Late that afternoon, I was taken out into the middle of the atoll on a wave runner to snorkel. Oh how I wished I’d gotten off my ass and gotten my PADI cert. But what I did see was still amazing. I saw small sharks, baraccuda, parrot fish, giant corals, anemone… the list goes on. I’d never encountered sharks that close before.
So as for the meals at Herathera, my stay included breakfast, lunch and dinner. It was buffet style. Most the food was pretty good, I don’t have many complaints. They even had a small section of Maldivian dishes (a lot of borrowed cuisine from neighboring India and Sri Lanka.
The resort did have a very nice pool area too, granted I did come here for the beaches. I did have a swim in the pool in the evening.

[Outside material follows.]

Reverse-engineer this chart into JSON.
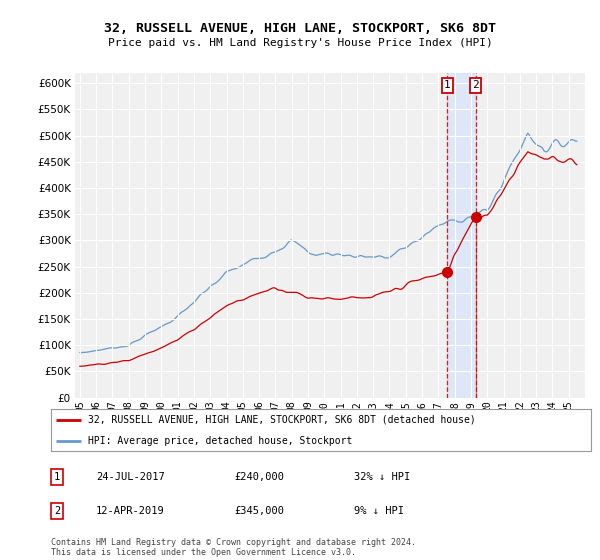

My final excursion in the Maldives was wakeboarding, which I did shortly before the boat picked me back up to take me to the Gaan airport. We ended up out there for a couple hours so I got more in than what I paid for.
Before I knew it I was checking out and on my way to Gaan. I had another lovely flight over the Maldives and landed at Malé airport. I had plans to go into the capital city Malé and go have a look around before my flight departing to Colombo. What I had not realized was that my hotel had set up a guide for my quick three hours in the capital. He greeted me as I got off the plane and he took me to a luggage storage, brought me to an ATM and took me into the city.
To reach Malé island from the airport, you must take a ferry across. The airport is actually on an island called Hulhulé. I spent much of my last few hours in the Maldives wandering the streets of Malé. It’s definitely got a unique feel to it. Brightly colored buildings stacked high and narrow streets. It is one of the most, if not the most densely packed areas in the world. Over 100,000 people live on this tiny islet that is only 1 km by 1.7 km.
I did do a small amount of shopping, and had a quick Maldivian style curry and was back on the ferry to the airport for me next adventure onto Sri Lanka.
When I was younger I couldn’t understand why people would plan a trip to the Maldives and only go for a couple of days. My mind set was, “why would you spend all that time and money traveling halfway across the world and only stay for 2 or 3 days?”. Well after having gone there I get it. There’s not a whole lot to keep you occupied for very long. Don’t get me wrong it’s amazing, but at the same time you get bored fairly quick. I would go back again in a heartbeat, BUT I would do it in conjunction with a trip to India or Sri Lanka.
Although, the one way I could see spending a lot more time there would be to do a live-aboard, if you’re a diver. That would keep you going for days on end.